How Are Things Changing?
Statelessness isn’t restricted to any part of the world, with one third of those who are stateless being children. The UNHCR, under the framework of the 1954 Convention relating to the Status of Stateless Persons and the 1961 Reduction of Statelessness, has committed itself to supporting refugees and those who are stateless. In 2014, the UNHCR announced its global campaign to end statelessness by 2024. The campaign highlights ten actions to focus on, such as making sure that no child is born stateless, removing gender bias from legislation and guaranteeing certificates of birth to reduce administrative issues.

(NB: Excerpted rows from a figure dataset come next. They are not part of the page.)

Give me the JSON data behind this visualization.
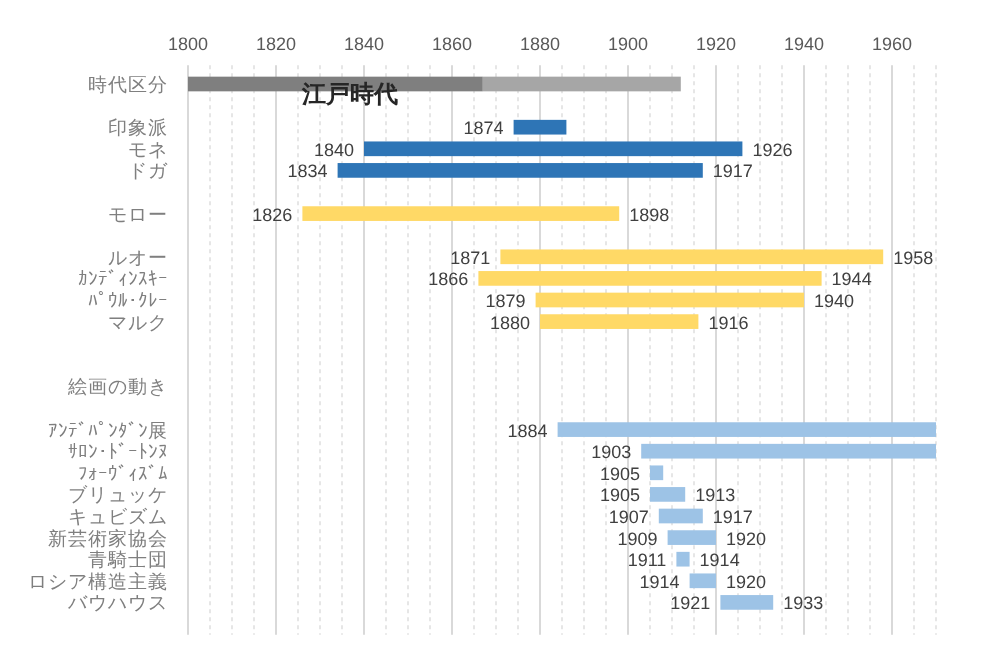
{
  "chart_data": {
    "type": "bar",
    "orientation": "horizontal",
    "categories": [
      "時代区分",
      null,
      "印象派",
      "モネ",
      "ドガ",
      null,
      "モロー",
      null,
      "ルオー",
      "ｶﾝﾃﾞｨﾝｽｷｰ",
      "ﾊﾟｳﾙ･ｸﾚｰ",
      "マルク",
      null,
      null,
      "絵画の動き",
      null,
      "ｱﾝﾃﾞﾊﾟﾝﾀﾞﾝ展",
      "ｻﾛﾝ･ﾄﾞｰﾄﾝﾇ",
      "ﾌｫｰｳﾞｨｽﾞﾑ",
      "ブリュッケ",
      "キュビズム",
      "新芸術家協会",
      "青騎士団",
      "ロシア構造主義",
      "バウハウス",
      null
    ],
    "series": [
      {
        "base": [
          1800,
          null,
          1874,
          1840,
          1834,
          null,
          1826,
          null,
          1871,
          1866,
          1879,
          1880,
          null,
          null,
          null,
          null,
          1884,
          1903,
          1905,
          1905,
          1907,
          1909,
          1911,
          1914,
          1921,
          null
        ],
        "values": [
          67,
          null,
          12,
          86,
          83,
          null,
          72,
          null,
          87,
          78,
          61,
          36,
          null,
          null,
          null,
          null,
          86,
          67,
          3,
          8,
          10,
          11,
          3,
          6,
          12,
          null
        ],
        "colors": [
          "#7f7f7f",
          null,
          "#2e75b6",
          "#2e75b6",
          "#2e75b6",
          null,
          "#ffd966",
          null,
          "#ffd966",
          "#ffd966",
          "#ffd966",
          "#ffd966",
          null,
          null,
          null,
          null,
          "#9dc3e6",
          "#9dc3e6",
          "#9dc3e6",
          "#9dc3e6",
          "#9dc3e6",
          "#9dc3e6",
          "#9dc3e6",
          "#9dc3e6",
          "#9dc3e6",
          null
        ],
        "value_labels": [
          null,
          null,
          null,
          "1926",
          "1917",
          null,
          "1898",
          null,
          "1958",
          "1944",
          "1940",
          "1916",
          null,
          null,
          null,
          null,
          null,
          null,
          null,
          "1913",
          "1917",
          "1920",
          "1914",
          "1920",
          "1933",
          null
        ]
      },
      {
        "base": [
          1867,
          null,
          null,
          null,
          null,
          null,
          null,
          null,
          null,
          null,
          null,
          null,
          null,
          null,
          null,
          null,
          null,
          null,
          null,
          null,
          null,
          null,
          null,
          null,
          null,
          null
        ],
        "values": [
          45,
          null,
          null,
          null,
          null,
          null,
          null,
          null,
          null,
          null,
          null,
          null,
          null,
          null,
          null,
          null,
          null,
          null,
          null,
          null,
          null,
          null,
          null,
          null,
          null,
          null
        ],
        "color": "#a6a6a6"
      }
    ],
    "annotations": [
      {
        "text": "江戸時代",
        "x": 1826,
        "y": "時代区分"
      },
      {
        "text": "1874",
        "x": 1874,
        "y": "印象派"
      },
      {
        "text": "1840",
        "x": 1840,
        "y": "モネ"
      },
      {
        "text": "1834",
        "x": 1834,
        "y": "ドガ"
      },
      {
        "text": "1826",
        "x": 1826,
        "y": "モロー"
      },
      {
        "text": "1871",
        "x": 1871,
        "y": "ルオー"
      },
      {
        "text": "1866",
        "x": 1866,
        "y": "ｶﾝﾃﾞｨﾝｽｷｰ"
      },
      {
        "text": "1879",
        "x": 1879,
        "y": "ﾊﾟｳﾙ･ｸﾚｰ"
      },
      {
        "text": "1880",
        "x": 1880,
        "y": "マルク"
      },
      {
        "text": "1884",
        "x": 1884,
        "y": "ｱﾝﾃﾞﾊﾟﾝﾀﾞﾝ展"
      },
      {
        "text": "1903",
        "x": 1903,
        "y": "ｻﾛﾝ･ﾄﾞｰﾄﾝﾇ"
      },
      {
        "text": "1905",
        "x": 1905,
        "y": "ﾌｫｰｳﾞｨｽﾞﾑ"
      },
      {
        "text": "1905",
        "x": 1905,
        "y": "ブリュッケ"
      },
      {
        "text": "1907",
        "x": 1907,
        "y": "キュビズム"
      },
      {
        "text": "1909",
        "x": 1909,
        "y": "新芸術家協会"
      },
      {
        "text": "1911",
        "x": 1911,
        "y": "青騎士団"
      },
      {
        "text": "1914",
        "x": 1914,
        "y": "ロシア構造主義"
      },
      {
        "text": "1921",
        "x": 1921,
        "y": "バウハウス"
      }
    ],
    "xlim": [
      1800,
      1970
    ],
    "xticks": [
      1800,
      1820,
      1840,
      1860,
      1880,
      1900,
      1920,
      1940,
      1960
    ],
    "grid": "x"
  }
}
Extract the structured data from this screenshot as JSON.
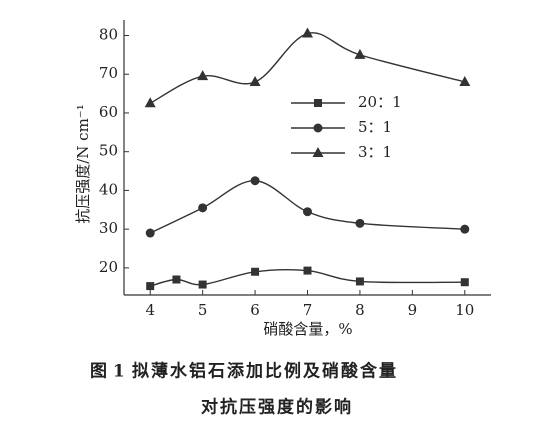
{
  "chart_data": {
    "type": "line",
    "x_label": "硝酸含量，%",
    "y_label": "抗压强度/N cm⁻¹",
    "caption_label": "图 1",
    "caption": [
      "拟薄水铝石添加比例及硝酸含量",
      "对抗压强度的影响"
    ],
    "xlim": [
      3.5,
      10.5
    ],
    "xticks": [
      4,
      5,
      6,
      7,
      8,
      9,
      10
    ],
    "ylim": [
      13,
      84
    ],
    "yticks": [
      20,
      30,
      40,
      50,
      60,
      70,
      80
    ],
    "series": [
      {
        "name": "20：1",
        "marker": "square",
        "color": "#333333",
        "x": [
          4,
          4.5,
          5,
          6,
          7,
          8,
          10
        ],
        "values": [
          15.3,
          17,
          15.7,
          19,
          19.3,
          16.5,
          16.3
        ]
      },
      {
        "name": "5：1",
        "marker": "circle",
        "color": "#333333",
        "x": [
          4,
          5,
          6,
          7,
          8,
          10
        ],
        "values": [
          29,
          35.5,
          42.5,
          34.5,
          31.5,
          30
        ]
      },
      {
        "name": "3：1",
        "marker": "triangle",
        "color": "#333333",
        "x": [
          4,
          5,
          6,
          7,
          8,
          10
        ],
        "values": [
          62.5,
          69.5,
          68,
          80.5,
          75,
          68
        ]
      }
    ]
  }
}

While largely publicised cases such as Saakashvili’s have a chance of coming to a resolution, some high-profile individuals are still trapped between political persecution and statelessness so as not to exacerbate their already delicate circumstances. Many of them perceive citizenship by investment, otherwise abbreviated as CBI, as a dignified and secure solution to legally acquire citizenship for the entire family in exchange for an economic contribution to the state that has such a programme in place. There are just over a dozen CBI programmes in the world whose benefits as well as requirements differ, but the ones considered the most reliable have strong due diligence checks in place to ensure that the applicants under consideration are of good moral standing. The number of individuals who resort to CBI as a “Plan B” for their safety continues to rise every year, especially in regions affected by or on the verge of instability.